Town in Colorado, United States

Silt is a statutory town in Garfield County, Colorado, United States. The population was 3,536 at the 2020 census, up from 2,930 at the 2010 census. The town is part of the Glenwood Springs Micropolitan Area.

==History==
George Ferguson filed a homestead claim at the site of present-day Silt on April 21, 1886. He established a ferry across the Grand River (now the Colorado River), along with a wagon barn, livery stable, store, and post office to serve travelers between communities on the Western Slope. The settlement, originally known as Ferguson, was renamed Silt in 1889 when the Denver and Rio Grande Railroad established a depot near Ferguson's ranch. The community was named for the silt deposits at the original town site. A post office was established at Silt in 1898.

==Geography==
Silt is located on the north side of the Colorado River about 175 mi west of Denver. Interstate 70 passes through the town as it follows the river, with access from Exit 97. Glenwood Springs, the county seat, is 19 mi to the east, and Rifle is 7 mi to the west. U.S. Route 6 is Main Street in Silt, and provides a local route parallel to I-70. Silt lies near the eastern edge of a basin known as Cactus Valley.

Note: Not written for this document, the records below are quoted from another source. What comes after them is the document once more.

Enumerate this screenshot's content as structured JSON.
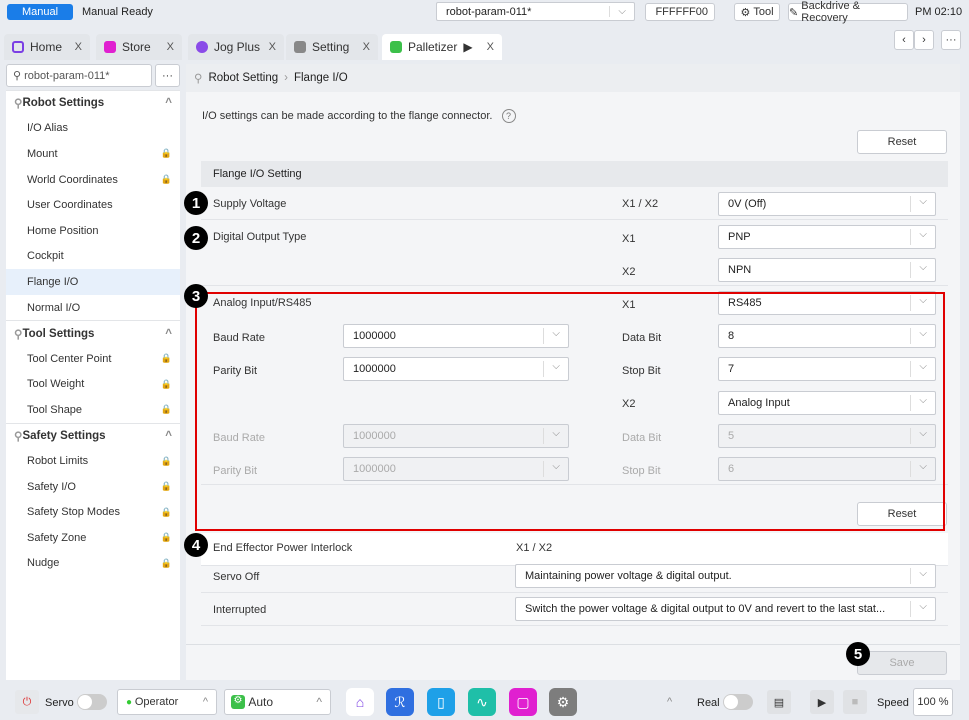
{
  "topbar": {
    "mode": "Manual",
    "status": "Manual Ready",
    "project": "robot-param-011*",
    "color_code": "FFFFFF00",
    "tool": "Tool",
    "backdrive": "Backdrive & Recovery",
    "time": "PM 02:10"
  },
  "tabs": [
    {
      "label": "Home",
      "color": "#7b3fe4"
    },
    {
      "label": "Store",
      "color": "#e020d0"
    },
    {
      "label": "Jog Plus",
      "color": "#8a4be8"
    },
    {
      "label": "Setting",
      "color": "#888888"
    },
    {
      "label": "Palletizer",
      "color": "#3cc04a"
    }
  ],
  "sidebar": {
    "project": "robot-param-011*",
    "more": "···",
    "items": [
      {
        "label": "Robot Settings",
        "group": true
      },
      {
        "label": "I/O Alias"
      },
      {
        "label": "Mount",
        "lock": true
      },
      {
        "label": "World Coordinates",
        "lock": true
      },
      {
        "label": "User Coordinates"
      },
      {
        "label": "Home Position"
      },
      {
        "label": "Cockpit"
      },
      {
        "label": "Flange I/O",
        "selected": true
      },
      {
        "label": "Normal I/O"
      },
      {
        "label": "Tool Settings",
        "group": true
      },
      {
        "label": "Tool Center Point",
        "lock": true
      },
      {
        "label": "Tool Weight",
        "lock": true
      },
      {
        "label": "Tool Shape",
        "lock": true
      },
      {
        "label": "Safety Settings",
        "group": true
      },
      {
        "label": "Robot Limits",
        "lock": true
      },
      {
        "label": "Safety I/O",
        "lock": true
      },
      {
        "label": "Safety Stop Modes",
        "lock": true
      },
      {
        "label": "Safety Zone",
        "lock": true
      },
      {
        "label": "Nudge",
        "lock": true
      }
    ]
  },
  "main": {
    "breadcrumb": [
      "Robot Setting",
      "Flange I/O"
    ],
    "description": "I/O settings can be made according to the flange connector.",
    "reset": "Reset",
    "section": "Flange I/O Setting",
    "supply_voltage": {
      "label": "Supply Voltage",
      "port": "X1 / X2",
      "value": "0V (Off)"
    },
    "digital_output": {
      "label": "Digital Output Type",
      "x1": "X1",
      "x1_value": "PNP",
      "x2": "X2",
      "x2_value": "NPN"
    },
    "analog": {
      "label": "Analog Input/RS485",
      "x1": "X1",
      "x1_value": "RS485",
      "baud_label": "Baud Rate",
      "baud": "1000000",
      "data_bit_label": "Data Bit",
      "data_bit": "8",
      "parity_label": "Parity Bit",
      "parity": "1000000",
      "stop_bit_label": "Stop Bit",
      "stop_bit": "7",
      "x2": "X2",
      "x2_value": "Analog Input",
      "baud2": "1000000",
      "data_bit2": "5",
      "parity2": "1000000",
      "stop_bit2": "6",
      "reset": "Reset"
    },
    "interlock": {
      "label": "End Effector Power Interlock",
      "port": "X1 / X2",
      "servo_off_label": "Servo Off",
      "servo_off": "Maintaining power voltage & digital output.",
      "interrupted_label": "Interrupted",
      "interrupted": "Switch the power voltage & digital output to 0V and revert to the last stat..."
    },
    "save": "Save",
    "markers": [
      "1",
      "2",
      "3",
      "4",
      "5"
    ]
  },
  "bottombar": {
    "servo": "Servo",
    "operator": "Operator",
    "auto": "Auto",
    "real": "Real",
    "speed_label": "Speed",
    "speed": "100 %"
  },
  "colors": {
    "accent": "#1a73e8",
    "highlight": "#e00000"
  }
}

According to the United States Census Bureau, the town has a total area of 3.8 km2, of which 0.06 sqkm, or 1.46%, is water.

===Climate===
This climatic region is typified by large seasonal temperature differences, with warm to hot (and often humid) summers and cold (sometimes severely cold) winters. According to the Köppen Climate Classification system, Silt has a humid continental climate, abbreviated "Dfb" on climate maps.

Climate data for Silt, Colorado
| Month | Jan | Feb | Mar | Apr | May | Jun | Jul | Aug | Sep | Oct | Nov | Dec | Year |
| Mean daily maximum °C (°F) | 3 (37) | 7 (44) | 12 (54) | 18 (64) | 23 (74) | 29 (84) | 32 (90) | 31 (88) | 26 (79) | 19 (67) | 11 (51) | 4 (39) | 18 (64) |
| Mean daily minimum °C (°F) | −13 (9) | −8 (17) | −4 (24) | −1 (31) | 4 (39) | 7 (45) | 11 (52) | 10 (50) | 5 (41) | −1 (31) | −6 (21) | −11 (12) | −1 (31) |
| Average precipitation mm (inches) | 23 (0.9) | 20 (0.8) | 23 (0.9) | 25 (1) | 25 (1) | 18 (0.7) | 25 (1) | 28 (1.1) | 28 (1.1) | 30 (1.2) | 23 (0.9) | 23 (0.9) | 290 (11.6) |
Source: Weatherbase

==Demographics==

As of the census of 2000, there were 1,740 people, 648 households, and 452 families residing in the town. The population density was 616.6 PD/sqmi. There were 668 housing units at an average density of 236.7 /mi2. The racial makeup of the town was 89.60% White, 0.17% African American, 1.32% Native American, 7.41% from other races, and 1.49% from two or more races. Hispanic or Latino of any race were 14.20% of the population.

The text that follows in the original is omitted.